This recipe uses the concept of a ratatouille to make a filling for red peppers. The lovely meltingly soft flavoursome filling gives a nice contrast to the slightly crispy red pepper.
It’s a great recipe for adding your preference of flavour. I used the last couple of tablespoonfuls of Belazu Red Pepper Paste but any pesto, paste or sauce can be used.
Traditionally courgette is part of a ratatouille but as I didn’t have any and it’s not our favourite vegetable, I replaced it with sliced Brussel sprouts This gave the dish its slightly nutty flavour and went well with the red pepper……..a good way to use up leftover Brussels and may appeal a bit more to the ‘sprout-hater’ !

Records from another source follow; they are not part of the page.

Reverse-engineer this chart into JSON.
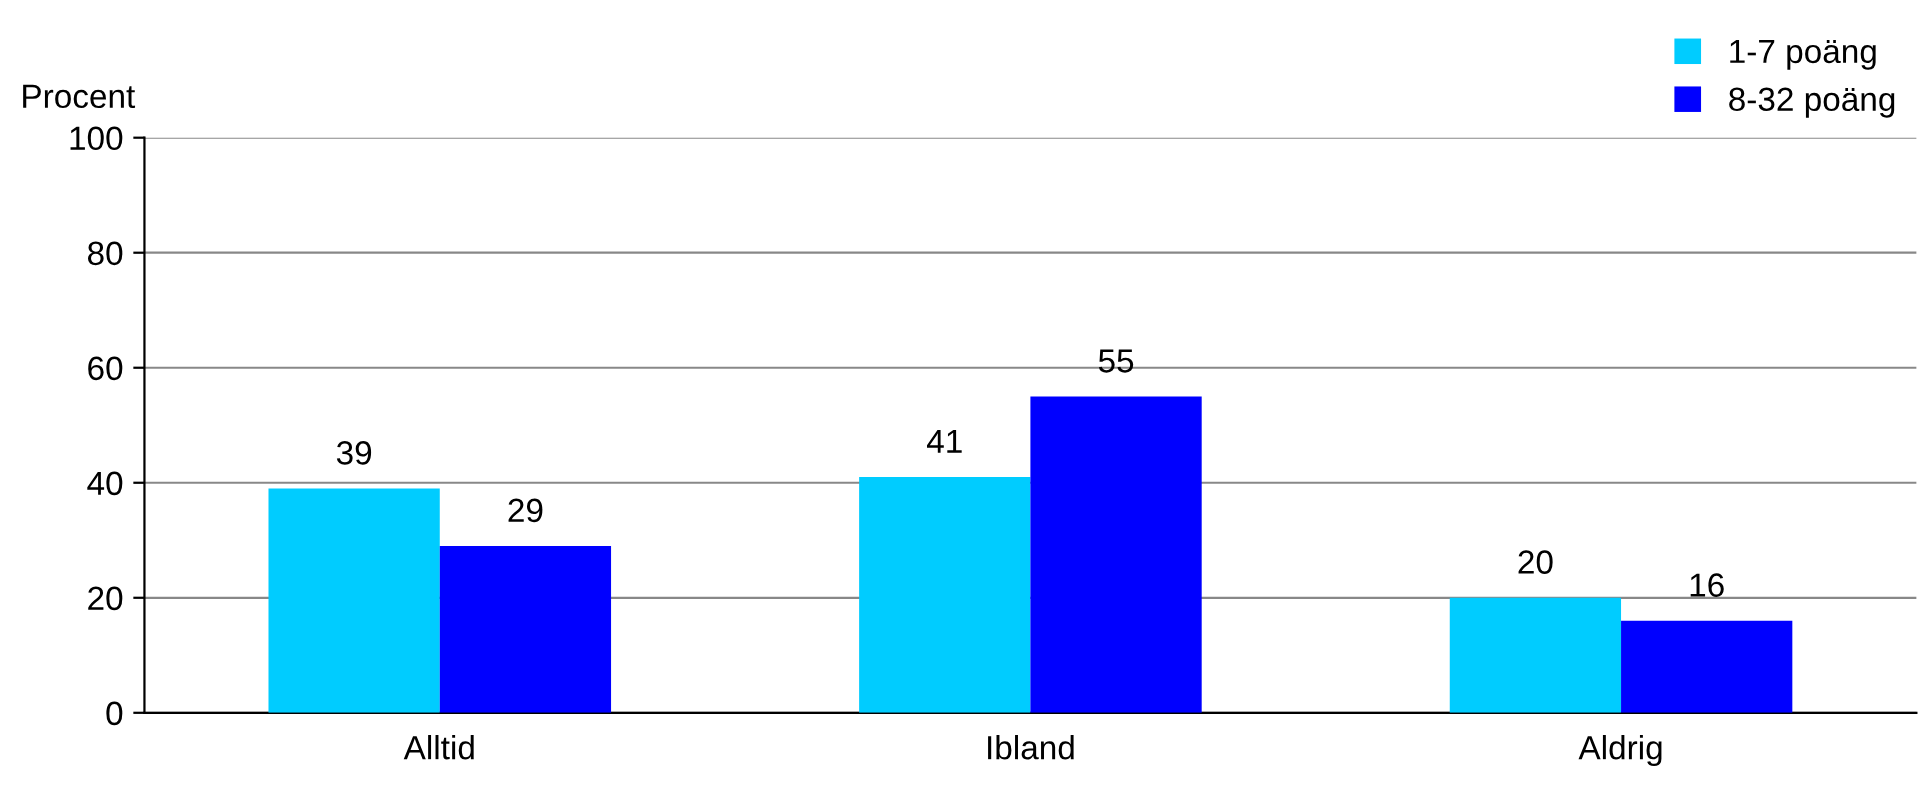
{
  "chart_data": {
    "type": "bar",
    "ylabel": "Procent",
    "categories": [
      "Alltid",
      "Ibland",
      "Aldrig"
    ],
    "series": [
      {
        "name": "1-7 poäng",
        "color": "#00ccff",
        "values": [
          39,
          41,
          20
        ]
      },
      {
        "name": "8-32 poäng",
        "color": "#0000ff",
        "values": [
          29,
          55,
          16
        ]
      }
    ],
    "ylim": [
      0,
      100
    ],
    "yticks": [
      0,
      20,
      40,
      60,
      80,
      100
    ],
    "grid": "y",
    "legend": "top right",
    "data_labels": true
  }
}
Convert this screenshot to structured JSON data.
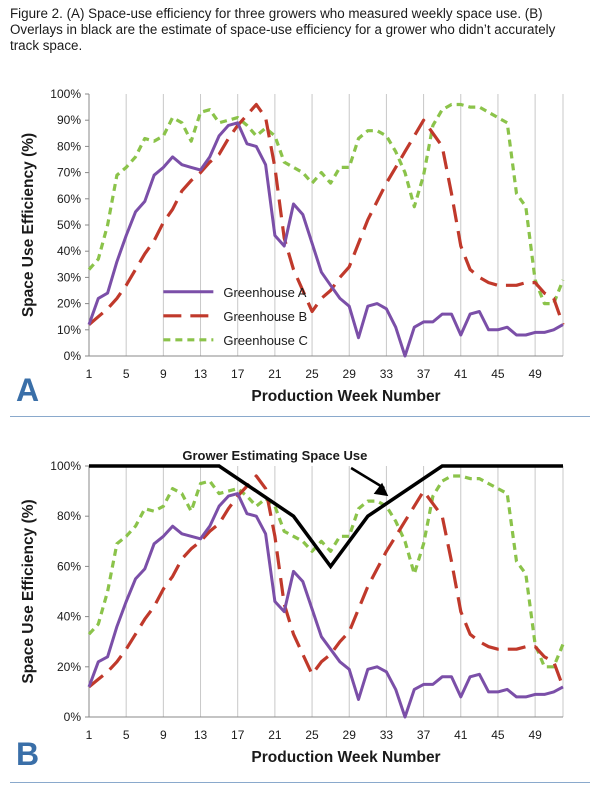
{
  "caption": "Figure 2. (A) Space-use efficiency for three growers who measured weekly space use. (B) Overlays in black are the estimate of space-use efficiency for a grower who didn’t accurately track space.",
  "colors": {
    "A": "#7b4fa8",
    "B": "#c0392b",
    "C": "#8bc34a",
    "grower": "#000000",
    "grid": "#c8c8c8",
    "letter": "#3a6fa8"
  },
  "chart_data": [
    {
      "type": "line",
      "panel_label": "A",
      "xlabel": "Production Week Number",
      "ylabel": "Space Use Efficiency (%)",
      "ylim": [
        0,
        100
      ],
      "yticks": [
        0,
        10,
        20,
        30,
        40,
        50,
        60,
        70,
        80,
        90,
        100
      ],
      "ytick_suffix": "%",
      "xlim": [
        1,
        52
      ],
      "xticks": [
        1,
        5,
        9,
        13,
        17,
        21,
        25,
        29,
        33,
        37,
        41,
        45,
        49
      ],
      "grid": "vertical",
      "legend": "inside-lower-left",
      "series": [
        {
          "name": "Greenhouse A",
          "style": "solid",
          "color_key": "A",
          "values": [
            12,
            22,
            24,
            36,
            46,
            55,
            59,
            69,
            72,
            76,
            73,
            72,
            71,
            76,
            84,
            88,
            89,
            81,
            80,
            73,
            46,
            42,
            58,
            54,
            43,
            32,
            27,
            22,
            19,
            7,
            19,
            20,
            18,
            11,
            0,
            11,
            13,
            13,
            16,
            16,
            8,
            16,
            17,
            10,
            10,
            11,
            8,
            8,
            9,
            9,
            10,
            12
          ]
        },
        {
          "name": "Greenhouse B",
          "style": "dashed",
          "color_key": "B",
          "values": [
            12,
            15,
            18,
            22,
            27,
            33,
            39,
            44,
            51,
            56,
            63,
            67,
            70,
            74,
            77,
            83,
            88,
            92,
            96,
            91,
            72,
            45,
            33,
            25,
            17,
            22,
            25,
            30,
            34,
            43,
            52,
            59,
            66,
            72,
            78,
            84,
            90,
            85,
            80,
            62,
            42,
            33,
            30,
            28,
            27,
            27,
            27,
            28,
            28,
            24,
            22,
            12
          ]
        },
        {
          "name": "Greenhouse C",
          "style": "dashed",
          "color_key": "C",
          "values": [
            33,
            37,
            50,
            69,
            72,
            76,
            83,
            82,
            84,
            91,
            89,
            82,
            93,
            94,
            89,
            90,
            91,
            88,
            84,
            87,
            84,
            74,
            72,
            70,
            66,
            70,
            66,
            72,
            72,
            83,
            86,
            86,
            84,
            78,
            70,
            57,
            69,
            88,
            94,
            96,
            96,
            95,
            95,
            93,
            91,
            89,
            62,
            57,
            29,
            20,
            20,
            29
          ]
        }
      ]
    },
    {
      "type": "line",
      "panel_label": "B",
      "xlabel": "Production Week Number",
      "ylabel": "Space Use Efficiency (%)",
      "ylim": [
        0,
        100
      ],
      "yticks": [
        0,
        20,
        40,
        60,
        80,
        100
      ],
      "ytick_suffix": "%",
      "xlim": [
        1,
        52
      ],
      "xticks": [
        1,
        5,
        9,
        13,
        17,
        21,
        25,
        29,
        33,
        37,
        41,
        45,
        49
      ],
      "grid": "vertical",
      "annotation": "Grower Estimating Space Use",
      "overlay": {
        "x": [
          1,
          15,
          23,
          27,
          31,
          39,
          52
        ],
        "values": [
          100,
          100,
          80,
          60,
          80,
          100,
          100
        ]
      },
      "series": [
        {
          "name": "Greenhouse A",
          "style": "solid",
          "color_key": "A",
          "values": [
            12,
            22,
            24,
            36,
            46,
            55,
            59,
            69,
            72,
            76,
            73,
            72,
            71,
            76,
            84,
            88,
            89,
            81,
            80,
            73,
            46,
            42,
            58,
            54,
            43,
            32,
            27,
            22,
            19,
            7,
            19,
            20,
            18,
            11,
            0,
            11,
            13,
            13,
            16,
            16,
            8,
            16,
            17,
            10,
            10,
            11,
            8,
            8,
            9,
            9,
            10,
            12
          ]
        },
        {
          "name": "Greenhouse B",
          "style": "dashed",
          "color_key": "B",
          "values": [
            12,
            15,
            18,
            22,
            27,
            33,
            39,
            44,
            51,
            56,
            63,
            67,
            70,
            74,
            77,
            83,
            88,
            92,
            96,
            91,
            72,
            45,
            33,
            25,
            17,
            22,
            25,
            30,
            34,
            43,
            52,
            59,
            66,
            72,
            78,
            84,
            90,
            85,
            80,
            62,
            42,
            33,
            30,
            28,
            27,
            27,
            27,
            28,
            28,
            24,
            22,
            12
          ]
        },
        {
          "name": "Greenhouse C",
          "style": "dashed",
          "color_key": "C",
          "values": [
            33,
            37,
            50,
            69,
            72,
            76,
            83,
            82,
            84,
            91,
            89,
            82,
            93,
            94,
            89,
            90,
            91,
            88,
            84,
            87,
            84,
            74,
            72,
            70,
            66,
            70,
            66,
            72,
            72,
            83,
            86,
            86,
            84,
            78,
            70,
            57,
            69,
            88,
            94,
            96,
            96,
            95,
            95,
            93,
            91,
            89,
            62,
            57,
            29,
            20,
            20,
            29
          ]
        }
      ]
    }
  ]
}
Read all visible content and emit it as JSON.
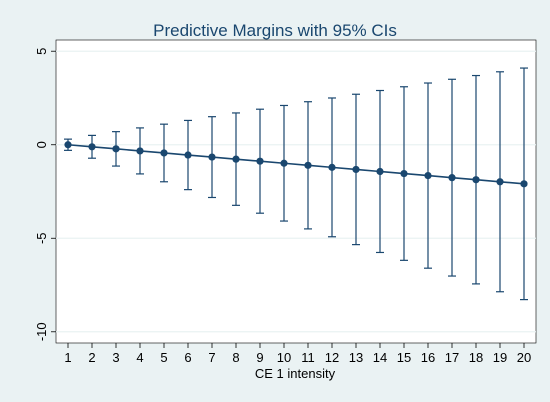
{
  "chart_data": {
    "type": "line",
    "title": "Predictive Margins with 95% CIs",
    "xlabel": "CE 1 intensity",
    "ylabel": "",
    "x": [
      1,
      2,
      3,
      4,
      5,
      6,
      7,
      8,
      9,
      10,
      11,
      12,
      13,
      14,
      15,
      16,
      17,
      18,
      19,
      20
    ],
    "series": [
      {
        "values": [
          0.0,
          -0.11,
          -0.22,
          -0.33,
          -0.44,
          -0.55,
          -0.66,
          -0.77,
          -0.88,
          -0.99,
          -1.1,
          -1.21,
          -1.32,
          -1.43,
          -1.54,
          -1.65,
          -1.76,
          -1.87,
          -1.98,
          -2.09
        ],
        "ci_lower": [
          -0.3,
          -0.72,
          -1.14,
          -1.56,
          -1.98,
          -2.4,
          -2.82,
          -3.24,
          -3.66,
          -4.08,
          -4.5,
          -4.92,
          -5.34,
          -5.76,
          -6.18,
          -6.6,
          -7.02,
          -7.44,
          -7.86,
          -8.28
        ],
        "ci_upper": [
          0.3,
          0.5,
          0.7,
          0.9,
          1.1,
          1.3,
          1.5,
          1.7,
          1.9,
          2.1,
          2.3,
          2.5,
          2.7,
          2.9,
          3.1,
          3.3,
          3.5,
          3.7,
          3.9,
          4.1
        ]
      }
    ],
    "xticks": [
      "1",
      "2",
      "3",
      "4",
      "5",
      "6",
      "7",
      "8",
      "9",
      "10",
      "11",
      "12",
      "13",
      "14",
      "15",
      "16",
      "17",
      "18",
      "19",
      "20"
    ],
    "yticks": [
      5,
      0,
      -5,
      -10
    ],
    "ytick_labels": [
      "5",
      "0",
      "-5",
      "-10"
    ],
    "xlim": [
      0.5,
      20.5
    ],
    "ylim": [
      -10.6,
      5.6
    ],
    "grid": "horizontal",
    "legend": "none",
    "colors": {
      "series": "#1a476f",
      "plot_background": "#ffffff",
      "outer_background": "#eaf2f3",
      "gridline": "#eaf2f3",
      "title": "#1a476f"
    }
  }
}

Ratatouille-style stuffed red pepper
- 1 large red pepper halved and seeded
- 2 tbsp rapeseed oil
- 1 small aubergine diced
- 1 small onion peeled and finely chopped
- 1 clove garlic finely chopped
- 1 courgette sliced or 12 blanched brussel sprouts sliced into 3
- Salt and black pepper
- 2 tbsp tomato purée pesto or tapenade - I used red pepper paste. It’s a great way to use any of those jars that sit in the fridge half full.
- Parmesan shavings
- Optional additional seasonings -
- Chilli flakes
- Chopped fresh herbs
- Heat the oil in a large pan and add the aubergine, tossing well to coat.
- Cook over a low heat for 10-12 minutes until soft and starting to brown slightly.
- Add the onion and garlic and cook until soft.
- Add the courgettes or sprouts and cook through for another 4 minutes.
- Stir in your choice of sauce. Season.
- Divide the mixture between the red pepper halves. Place on a baking tray.
- Bake at 180C/ Gas Mark 4 for 20 minutes until cooked through.
- To serve sprinkle with Parmesan shavings.
- Drizzle with a little herb oil to finish.
Note: I served this dish with halved Little Gem lettuce flashed in a hot pan with a little oil, topped with with sliced radish, cherry tomatoes, green olives and topped with croutons.